Ignite Innovation Student Challenge:

The Ignite Innovation Student Challenge is a competition which challenges middle and high schoolers to create digital solutions to the world’s problems – focused on three key areas: Health, education, and the planet. Despite the challenges of Covid-19 and the shutdown of schools across North America, the competition still received a deluge of entries – making it difficult to pick a winner!

Ultimately, Camellia S from the Henrico County Public Schools district in Virginia was the winner for her eye medication dispenser that is governed by artificial intelligence – earning Camellia a $10,000 scholarship and an opportunity to work with TCS to transform her CAD model into a working prototype.

Learn more about Camillia’s invention and discover the other winners here:https://www.ignitemyfutureinschool.org/challenge/winner-gallery-2020

Virtual Career Day:

Education is not an end in itself, and one of the core missions of Ignite My Future in School is to provide students with the computational thinking skills that will be invaluable to them when they enter the workforce. Another component of this is engaging students with STEM subjects, so they’ll be more likely to consider studying science, engineering, technology, or math after school; and be prepared to fill the ever-growing number of jobs in technology that are being created each and every day.

During the pandemic, Ignite My Future in School launched the pilot of its Virtual Career Day program – which gave students the chance to meet, engage with, and question career professionals who have jobs in ‘tech’ that challenge many of the preconceptions students have about jobs in STEM.

Three Virtual Career Days were launched in Greenville, SC as the pilot of the program – with students from Beck International Academy initially meeting TCS employees Amy Bergeron, Senior Internal Communications and Social Media Manager, Cecelia Tamsen, PR and Communications Manager for HR, and Rachel Sigley-Cantalupo, Senior Brand Marketing Manager.

During the first session, these three guests shared the personal and professional journeys that had led them to TCS, including what had motivated them to pursue their specific careers. Entitled “Creativity in STEM” the Virtual Field Day demonstrated that jobs in technology didn’t have to be boring, stuffy, or keep you chained to a computer.

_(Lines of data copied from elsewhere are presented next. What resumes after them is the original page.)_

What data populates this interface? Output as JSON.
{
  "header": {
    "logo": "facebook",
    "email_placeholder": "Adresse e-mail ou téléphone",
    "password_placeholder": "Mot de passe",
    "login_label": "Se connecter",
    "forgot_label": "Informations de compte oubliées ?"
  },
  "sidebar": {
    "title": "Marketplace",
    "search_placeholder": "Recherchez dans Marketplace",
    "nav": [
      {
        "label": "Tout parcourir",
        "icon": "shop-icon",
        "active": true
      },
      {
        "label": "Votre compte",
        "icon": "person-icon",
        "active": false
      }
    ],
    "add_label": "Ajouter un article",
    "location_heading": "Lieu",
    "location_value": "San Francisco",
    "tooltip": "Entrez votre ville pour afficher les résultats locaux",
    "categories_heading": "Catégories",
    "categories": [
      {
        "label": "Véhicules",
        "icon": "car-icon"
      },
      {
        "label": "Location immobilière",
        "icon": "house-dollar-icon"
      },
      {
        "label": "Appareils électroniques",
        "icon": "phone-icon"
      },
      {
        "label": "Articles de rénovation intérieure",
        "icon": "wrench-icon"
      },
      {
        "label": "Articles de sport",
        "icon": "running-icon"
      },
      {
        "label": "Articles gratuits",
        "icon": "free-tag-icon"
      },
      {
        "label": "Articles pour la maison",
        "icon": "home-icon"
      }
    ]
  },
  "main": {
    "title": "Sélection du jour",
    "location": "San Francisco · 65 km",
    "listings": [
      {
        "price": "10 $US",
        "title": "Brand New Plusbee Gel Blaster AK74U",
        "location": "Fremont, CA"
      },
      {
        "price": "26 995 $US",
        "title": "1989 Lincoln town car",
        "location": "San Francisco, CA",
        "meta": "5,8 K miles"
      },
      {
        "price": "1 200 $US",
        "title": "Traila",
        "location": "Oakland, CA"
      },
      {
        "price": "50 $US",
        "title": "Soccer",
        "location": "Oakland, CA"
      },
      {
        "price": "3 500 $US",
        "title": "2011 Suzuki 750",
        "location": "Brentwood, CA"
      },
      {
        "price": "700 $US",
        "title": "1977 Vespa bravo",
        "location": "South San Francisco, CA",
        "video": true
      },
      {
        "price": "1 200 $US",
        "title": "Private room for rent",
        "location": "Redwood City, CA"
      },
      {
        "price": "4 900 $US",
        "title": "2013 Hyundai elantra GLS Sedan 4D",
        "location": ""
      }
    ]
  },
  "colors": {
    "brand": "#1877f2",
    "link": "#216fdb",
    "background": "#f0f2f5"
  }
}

Meeting the Needs of Teachers:

When schools and educational institutions initially closed, most people’s first thought was of the students being impacted. However, the rigors of social isolation also impacted those who teach them. In the District of Colombia, for example, many teachers struggled to meet their required quota of Professional Learning Units during the early months of the lock-down, given that so many of their development opportunities had been cancelled.

TCS was once again able to meet the needs of these teachers – by offering a virtual version of their TECHademy Day of Discovery teacher training opportunities. In D.C., over 5,000 educators had the opportunity to get involved; and even using the virtual model, attendance at the TECHademy Day of Discovery counted towards those important PLUs.